Tindakan moneter yang diambil untuk menghadapi krisis sudah cukup kuat. Program pembelian obligasi Bank Indonesia dalam mata uang lokal (1,8% dari PDB pada bulan Agustus dibanding rata-rata 1,7% dari PDB di antara pasar negara-negara berkembang) berhasil membantu mempertahankan stabilitas fiskal dan mendanai defisit fiskal yang terjadi. Tindakan ini juga telah berkontribusi kepada penurunan jangka panjang hasil penjualan obligasi pemerintah dalam mata uang lokal. Akan tetapi, program tersebut juga memiliki kelemahan dari segi makro-finansial yang perlu dikelola.
Tindakan fiskal yang kuat oleh pemerintah untuk menyelamatkan nyawa dan mata pencaharian serta menstimulasi pemulihan (4,3% dari PDB) sangat menentukan.
Indonesia bersiap mengakhiri tahun dengan resesi pertamanya dalam dua dekade.
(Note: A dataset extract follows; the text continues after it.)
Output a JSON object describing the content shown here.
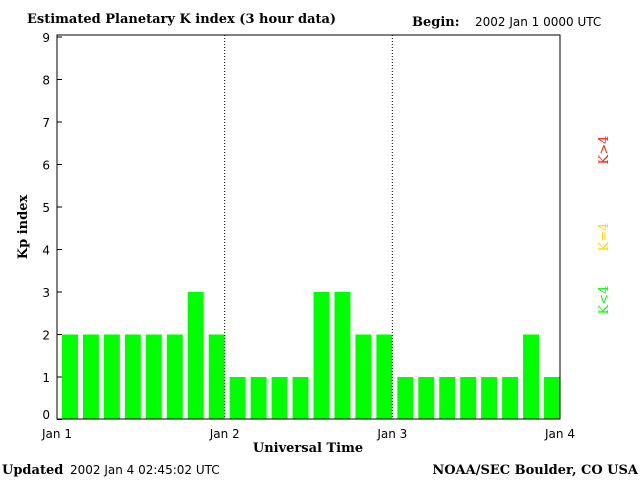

Proyeksi Bank Dunia untuk pertumbuhan tahun 2020 dikoreksi menjadi -2,2% dari -1,6% pada bulan September, mencerminkan pemulihan yang lebih lemah dari perkirakan untuk kuartal ketiga dan sebagian kuartal keempat, akibat pembatasan mobilitas dan sosial yang masih harus diterapkan dengan terus meningkatnya angka kasus CoVID-19.
Dengan semakin stabilnya pembukaan kembali perekonomian pada tahun 2021 diikuti dengan pembukaan kembali dan berkurangnya pembatasan sosial hingga tahun 2022, pertumbuhan akan bangkit ke angka 4,4% pada tahun 2021. Konsumsi dan investasi yang meningkat akan semakin memperkuat pertumbuhan mencapai angka 4,8% pada tahun 2022 seiring meningkatnya kepercayaan konsumen, didukung ketersediaan vaksin yang efektif dan aman bagi sebagian besar penduduk.
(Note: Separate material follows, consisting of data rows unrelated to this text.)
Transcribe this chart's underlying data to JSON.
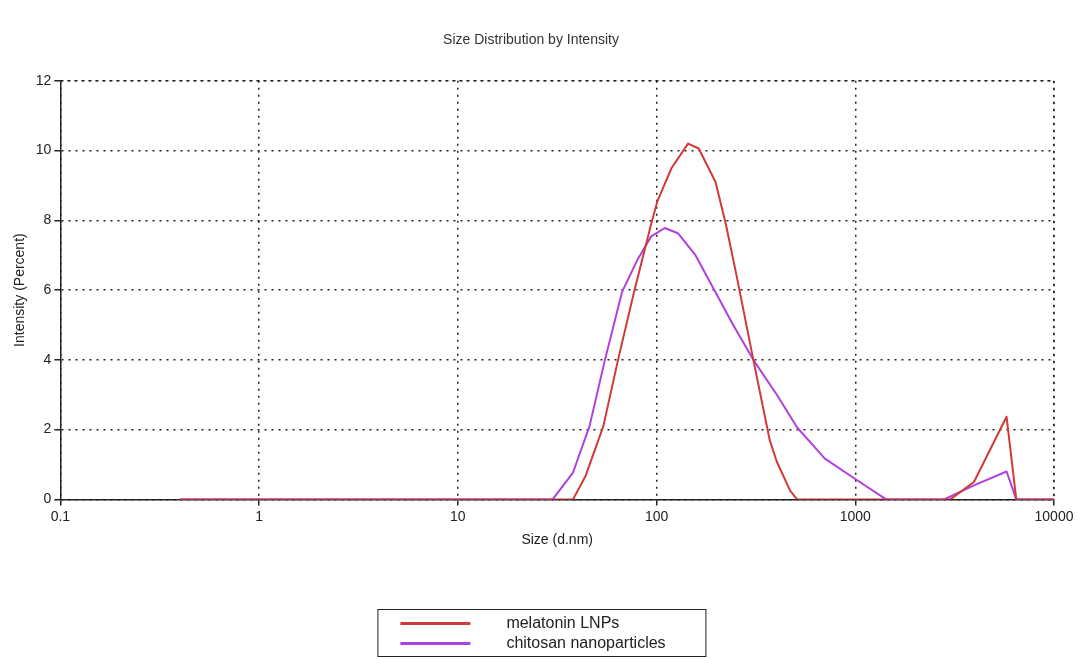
{
  "chart_data": {
    "type": "line",
    "title": "Size Distribution by Intensity",
    "xlabel": "Size (d.nm)",
    "ylabel": "Intensity (Percent)",
    "log": "x",
    "xlim": [
      0.1,
      10000
    ],
    "xticks": [
      0.1,
      1,
      10,
      100,
      1000,
      10000
    ],
    "ylim": [
      0,
      12
    ],
    "yticks": [
      0,
      2,
      4,
      6,
      8,
      10,
      12
    ],
    "grid": true,
    "legend": "bottom",
    "marker": "none",
    "line_style": "solid",
    "series": [
      {
        "name": "melatonin LNPs",
        "color": "#d03a3a",
        "x": [
          0.4,
          38,
          44,
          54,
          64,
          77,
          94,
          101,
          119,
          144,
          163,
          198,
          223,
          251,
          307,
          371,
          403,
          470,
          510,
          3010,
          3955,
          5770,
          6460,
          10000
        ],
        "values": [
          0,
          0,
          0.68,
          2.1,
          4.0,
          5.94,
          7.9,
          8.55,
          9.5,
          10.2,
          10.06,
          9.1,
          7.9,
          6.5,
          4.0,
          1.7,
          1.08,
          0.25,
          0,
          0,
          0.5,
          2.37,
          0,
          0
        ]
      },
      {
        "name": "chitosan nanoparticles",
        "color": "#b040e0",
        "x": [
          0.4,
          30,
          38,
          46,
          55,
          67,
          80,
          94,
          110,
          128,
          157,
          198,
          243,
          307,
          403,
          510,
          703,
          1040,
          1430,
          2800,
          3955,
          5770,
          6460,
          10000
        ],
        "values": [
          0,
          0,
          0.77,
          2.1,
          4.0,
          5.94,
          6.86,
          7.54,
          7.78,
          7.63,
          7.0,
          5.94,
          5.0,
          4.0,
          3.0,
          2.06,
          1.17,
          0.52,
          0,
          0,
          0.4,
          0.8,
          0,
          0
        ]
      }
    ]
  }
}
Akan tetapi perekonomian Indonesia dan global masih berisiko tinggi mengalami penurunan. Pertumbuhan mungkin turun ke angka 3,1% pada tahun 2021 dan 3,8% pada tahun 2022 di bawah skenario yang menurun akibat diperketatnya pembatasan mobilitas di Indonesia dan melemahnya pertumbuhan dan harga-harga komoditas di tingkat global.
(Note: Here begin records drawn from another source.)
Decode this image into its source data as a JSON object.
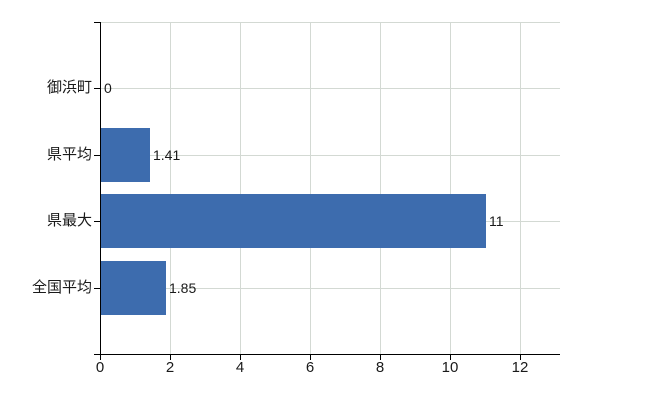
{
  "chart_data": {
    "type": "bar",
    "orientation": "horizontal",
    "title": "",
    "categories": [
      "御浜町",
      "県平均",
      "県最大",
      "全国平均"
    ],
    "values": [
      0,
      1.41,
      11,
      1.85
    ],
    "value_labels": [
      "0",
      "1.41",
      "11",
      "1.85"
    ],
    "x_ticks": [
      0,
      2,
      4,
      6,
      8,
      10,
      12
    ],
    "xlim": [
      0,
      13.14
    ],
    "grid": true,
    "legend": false,
    "colors": {
      "bar": "#3d6cae",
      "grid": "#d3d9d3",
      "axis": "#000000",
      "text": "#1a1a1a",
      "background": "#ffffff"
    }
  }
}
Laporan ini merekomendasikan agar Indonesia memberi fokus untuk memastikan dan mempercepat pemulihan melalui:
Memprioritaskan kesehatan masyarakat untuk memastikan bahwa perekonomian dapat bergerak maju menuju pembukaan kembali secara penuh dengan memperkuat pengujian dan penelusuran kontak, dan mempersiapkan pemberian vaksin yang efektif dan aman, segera setelah disetujui;
Meneruskan dukungan bagi rumah tangga serta pelaku usaha yang terdampak dan rentan, serta terus memantau dan memperbaiki efektivitas berbagai program tersebut;
Menjalankan reformasi perpajakan dan belanja negara untuk membantu mendanai kegiatan untuk menganggapi krisis, mengurangi kebutuhan finansial dan memperbesar ruang fiskal;
Meningkatkan reformasi struktural untuk mendorong investasi, produktivitas dan modal manusia, serta meningkatkan potensi pertumbuhan ekonomi Indonesia.
Laporan ini juga membahas cara mengatasi tantangan ketahanan pangan yang dihadapi Indonesia dan memodernisasi sistem pertanian-pangan. Laporan ini merekomendasikan beberapa langkah berikut untuk mencapai tujuan ketahanan pangan pemerintah semasa berlangsungnya krisis COVID-19:
Memperluas agenda ketahanan pangan agar tidak terbatas pada swasembada beras dan komoditas strategis lainnya, tetapi beralih menuju keseimbangan antara ketersediaan, harga yang terjangkau, dan makanan berkualitas bagi semua;
Menyesuaikan tujuan dan instrumen kebijakan agar lebih terfokus kepada peningkatan produktivitas, diversifikasi tanaman pangan, dan daya saing sektor pertanian;
Memperbaiki belanja publik sehingga dapat meningkatkan produktivitas, inovasi, kualitas dan keamanan pangan.